Can you find the pipeline?
Technically PHMSA does disclose where safety waivers are granted. But the language is cryptic. Here is a typical description, for a third of a mile segment of the Empire State Pipeline in Western New York:
Special Permit Segment 2 - 24-inch Empire State Pipeline mainline, approximately 1,715 feet in length, located in Monroe County, NY from Survey Station 4018 + 73 to Survey Station 4035 + 88; (MP 76.09 to MP 76.42)
Just where is this pipeline? Unless you know the proprietary mile marking system the pipeline company uses you cannot determine the area exempted from the safety regulations.
How about getting map coordinates, street intersections or street addresses at the start and end of the section?
Empire Pipeline’s president, Ronald C. Kraemer, was very helpful in explaining some fine points of the regulations, but he would not tell me just where the pipeline and the safety waiver segment are located because the government and the company treat that information as confidential.
The federal Office of Pipeline Safety publishes maps of pipelines, but only state and local government officials who register can get access and then only for the area within their jurisdiction. Citizens can look, but at maps of such low resolution as to be almost useless.
I called the Office of Pipeline Safety at the Department of Transportation as a resident who wanted to locate the segment of gas transmission pipeline cited in the safety waiver above so I could determine if I or my family were affected. I was put through to the standards office, where a very genial government worker listened to my request and said, “I don’t think there’s a way you can do that.”

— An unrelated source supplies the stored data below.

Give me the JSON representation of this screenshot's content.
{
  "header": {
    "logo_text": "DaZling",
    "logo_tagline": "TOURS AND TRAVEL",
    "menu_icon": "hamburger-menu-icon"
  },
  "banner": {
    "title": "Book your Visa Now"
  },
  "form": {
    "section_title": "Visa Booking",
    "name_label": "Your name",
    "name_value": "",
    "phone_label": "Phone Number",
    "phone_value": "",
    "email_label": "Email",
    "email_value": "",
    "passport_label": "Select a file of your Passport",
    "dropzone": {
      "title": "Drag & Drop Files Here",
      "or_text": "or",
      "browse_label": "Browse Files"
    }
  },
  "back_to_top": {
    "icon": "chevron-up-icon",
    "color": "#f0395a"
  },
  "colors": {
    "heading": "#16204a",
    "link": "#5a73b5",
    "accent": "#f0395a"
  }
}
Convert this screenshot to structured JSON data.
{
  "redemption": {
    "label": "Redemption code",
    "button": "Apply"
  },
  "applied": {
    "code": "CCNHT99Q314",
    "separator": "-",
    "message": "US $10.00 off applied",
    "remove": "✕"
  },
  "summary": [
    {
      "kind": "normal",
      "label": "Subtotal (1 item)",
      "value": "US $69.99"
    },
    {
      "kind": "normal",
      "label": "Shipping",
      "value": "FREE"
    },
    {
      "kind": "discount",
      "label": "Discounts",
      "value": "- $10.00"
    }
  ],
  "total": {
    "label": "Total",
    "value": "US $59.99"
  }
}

The public affairs office would not take my call. Instead spokeswoman Patricia Klinger had a clerk call me to ask me to email questions. Getting no response, I went to Transportation Secretary LaHood’s office. Maureen Knightly, a LaHood spokeswoman, said exact pipeline locations are withheld because of concerns that Al Qaeda and similar organizations might use maps showing where pipelines are buried to blow them up.

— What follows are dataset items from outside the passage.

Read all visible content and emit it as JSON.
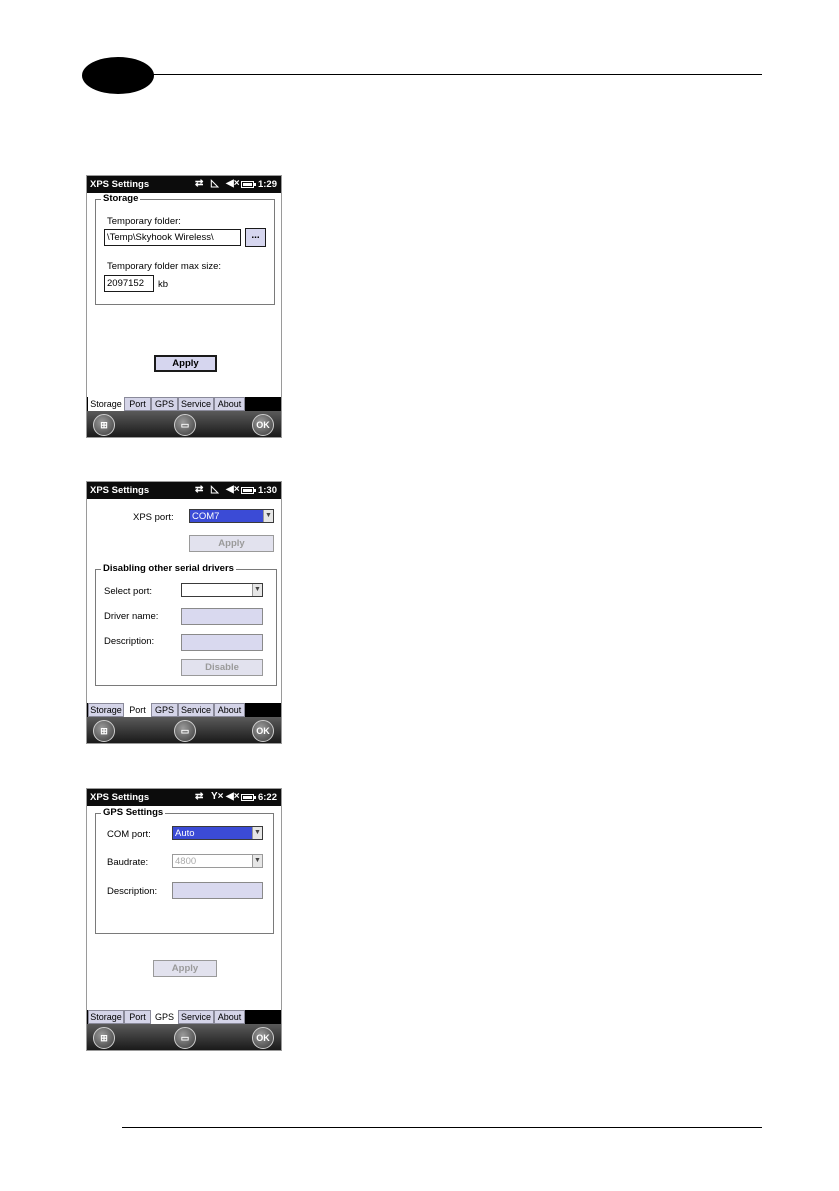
{
  "screens": [
    {
      "title": "XPS Settings",
      "time": "1:29",
      "storage": {
        "group_title": "Storage",
        "temp_folder_label": "Temporary folder:",
        "temp_folder_value": "\\Temp\\Skyhook Wireless\\",
        "browse_label": "...",
        "max_size_label": "Temporary folder max size:",
        "max_size_value": "2097152",
        "unit": "kb",
        "apply_label": "Apply"
      },
      "tabs": [
        "Storage",
        "Port",
        "GPS",
        "Service",
        "About"
      ],
      "active_tab": "Storage",
      "softkeys": {
        "ok": "OK"
      }
    },
    {
      "title": "XPS Settings",
      "time": "1:30",
      "port": {
        "xps_port_label": "XPS port:",
        "xps_port_value": "COM7",
        "apply_label": "Apply",
        "group_title": "Disabling other serial drivers",
        "select_port_label": "Select port:",
        "select_port_value": "",
        "driver_name_label": "Driver name:",
        "description_label": "Description:",
        "disable_label": "Disable"
      },
      "tabs": [
        "Storage",
        "Port",
        "GPS",
        "Service",
        "About"
      ],
      "active_tab": "Port",
      "softkeys": {
        "ok": "OK"
      }
    },
    {
      "title": "XPS Settings",
      "time": "6:22",
      "gps": {
        "group_title": "GPS Settings",
        "com_port_label": "COM port:",
        "com_port_value": "Auto",
        "baudrate_label": "Baudrate:",
        "baudrate_value": "4800",
        "description_label": "Description:",
        "apply_label": "Apply"
      },
      "tabs": [
        "Storage",
        "Port",
        "GPS",
        "Service",
        "About"
      ],
      "active_tab": "GPS",
      "softkeys": {
        "ok": "OK"
      }
    }
  ],
  "icons": {
    "connectivity": "connectivity-icon",
    "signal": "signal-icon",
    "volume": "volume-muted-icon",
    "battery": "battery-icon",
    "start": "windows-start-icon",
    "keyboard": "keyboard-icon"
  }
}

In fact, pipelines are marked with yellow posts at various points along their route. Any would-be terrorist with a little time, therefore, could follow the markings to determine where blowing up a pipeline would do the most damage.
Residents, on the other hand, are not very likely to engage in that kind of scouting mission. Knightly said that if you want to know if you are near a pipeline, and whether it is covered by a waiver, then you “would need to contact [your] state’s one-call center or local underground utility locator.” That number is 811 or, to get a toll-free direct-dial number for the nearest one-call center, 1-888-258-0808.
Calling those numbers will let you find out if you are near a pipeline, but not whether that pipeline has been granted a safety rules waiver.
How reliable the information will be is uncertain, The Houston Chronicle, in 2006, reported that many pipelines were located far from where they were shown on maps and some were not on maps at all.
If the Transportation rules making it difficult to identify pipelines were in place because of concerns about terrorists, Pacific Gas & Electric, the operator of the San Bruno pipeline that exploded in September, may have some explaining to do. After the explosion, it released to the public detailed pipeline maps, including transmission maps. The company said it did so as part of an effort to restore trust in its pipeline operations.